Which brings up the point again - every coin is visually inspected at the mint. These people spend their entire day looking at them. If the difference is as noticeable as you say, they would have absolutely caught it. And thus, I maintain that it had help.
So-called finned rims, within tolerance, are allowed. And they aren't grading the coins - they are counting and verifying no major anomalies. They wouldn't stop an MS-60 from going out the door - they would stop one on the wrong planchet or with the wrong weight.
Did you see this set? https://coins.ha.com/itm/errors/fiv...?ic3=ViewItem-Auction-Open-ThisAuction-120115
I'm not trying to say that the coin was or was not intentionally made. I'm more like trying to tell people that finding this "error" was not something that can only be done on a scale. There are visual differences between a 24kt gold and 22kt gold planchet. It's one of the reason's why I don't like the look the Gold Eagle's.

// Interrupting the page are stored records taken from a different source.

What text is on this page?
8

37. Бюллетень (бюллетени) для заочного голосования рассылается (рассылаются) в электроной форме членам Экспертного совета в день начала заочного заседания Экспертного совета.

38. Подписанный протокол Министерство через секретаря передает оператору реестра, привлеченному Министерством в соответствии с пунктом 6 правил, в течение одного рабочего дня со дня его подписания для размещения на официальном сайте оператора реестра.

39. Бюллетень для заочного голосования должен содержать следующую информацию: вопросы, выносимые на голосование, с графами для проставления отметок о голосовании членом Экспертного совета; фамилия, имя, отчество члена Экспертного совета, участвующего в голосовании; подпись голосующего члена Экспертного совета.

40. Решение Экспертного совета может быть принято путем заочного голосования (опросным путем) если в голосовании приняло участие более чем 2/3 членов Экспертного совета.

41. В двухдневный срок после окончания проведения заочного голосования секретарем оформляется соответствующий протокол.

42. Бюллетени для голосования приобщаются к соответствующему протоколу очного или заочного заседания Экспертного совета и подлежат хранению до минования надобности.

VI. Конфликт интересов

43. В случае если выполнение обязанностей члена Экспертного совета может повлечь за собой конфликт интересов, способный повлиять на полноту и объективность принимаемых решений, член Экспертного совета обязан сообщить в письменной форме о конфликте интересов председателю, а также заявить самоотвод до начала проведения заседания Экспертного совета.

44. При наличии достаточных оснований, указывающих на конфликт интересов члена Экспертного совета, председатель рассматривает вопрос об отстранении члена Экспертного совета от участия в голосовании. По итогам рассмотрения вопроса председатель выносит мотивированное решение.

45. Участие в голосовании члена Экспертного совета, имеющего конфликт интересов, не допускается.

Someday I hope to have enough money/access/time to get to the point where I can visually tell the difference between 22kt and 24kt gold planchets.
I don't have any gold. But if you ever get a chance at a show or shop and they have both in stock ask them to show both to you. It's pretty striking how different they actually appear. I do plan on getting some gold though this year.
There have been special coins minted for rich or powerful collectors as long as there has been a mint.
I'm not sure that I buy that the piece was intentionally struck to be an error. If you are going to risk your job/future, why not make a more interesting error? As sloppy as the Mint can be when mass producing bullion, I could see it happening as an honest mistake that may have slipped detection (as opposed to the struck on nail error that Heritage offered previously).
Much is being made of the visual differences and the weight and the statement of course it's intentional, how could it escape detection. But that misses several points. 1. It's not one lone actor, somebody had to know how to run the press AND place it in box going to AMPEX to be discovered. The box prep is automated. Stopping the line to switch a coin is highly visible. Especially someone with no business in that room. 2. You do something repetitious for hours at a time, your brain goes into zombie mode. It sees what it expects to see, not what is really there. So the QA process is actually of limited use.
I'm firmly in the dunno camp at present. However, if it was done deliberately, it could have been done a fairly low risk manner depending on inside access to planchets and knowledge of where newly minted batches were going. It would be a matter of switching planchets that are about to go to the press or perhaps inserting a buffalo planchet in the eagle planchets without a switch. Then the perpetrator(s) would have to know where the newly minted batches were headed. The beauty of the scheme is that there would be no need to smuggle the error coin(s) out; it (or they) would go out the normal route. The biggest risk is getting caught doing the planchet switch (or addition), but it may be possible to do it in a way that makes the perp simply look careless or dumb rather than crooked. Second biggest risk would be the error coin(s) not going where they thought they would. Cal
It's easier than you might think. AGE blanks are noticeably larger than gold Buff blanks. This was as "created" as anything ever has been. Unless... this is but one of a whole tray load, and the others need to be found. But one Buff planchet in a tray of AGE planchets would stick out like the proverbial sore thumb.
You likely already possess the needed skills. All you need is the opportunity. Even after striking, the size difference is appreciable.
Uh, a Buffalo is 31.108 g, 32.7 mm diameter, 2.95 mm thick. An 1 oz AGE is 33.930 g, 32.7 mm diameter, and 2.87 mm thick. It's a difference of ~2 g and 0.08 mm thickness. I would say that does not count as noticeable. If anything, it would be noticed by the color.
Yeah, I saw those numbers too and they have to be wrong. If they were correct, then the Buff would be the bigger hunk of metal and that's not possible. It's less total metal than the ASE, and when you look at them side by side, that's clear.
I was puzzled by that as well. There isn't anything you can alloy with gold to make it denser, except maybe osmium or iridium, and that's not what they put into AGEs. If a Buffalo is denser (because it's pure gold), and lighter (because it's one ounce of gold with nothing else added, it has to be smaller in at least one dimension. Or hollow. That's for blanks, though. Once the design is struck, you could make the rim as tall as you like by just deepening the fields, within limits.
Yep, sometimes "research" goes beyond looking something up, and instead requires making sure the info you looked up can possibly be true. In this case, it can't. It's the Internet - lots of the stuff on it is false. It's the curse of all "wikis" - no editors to block false Bull-oney.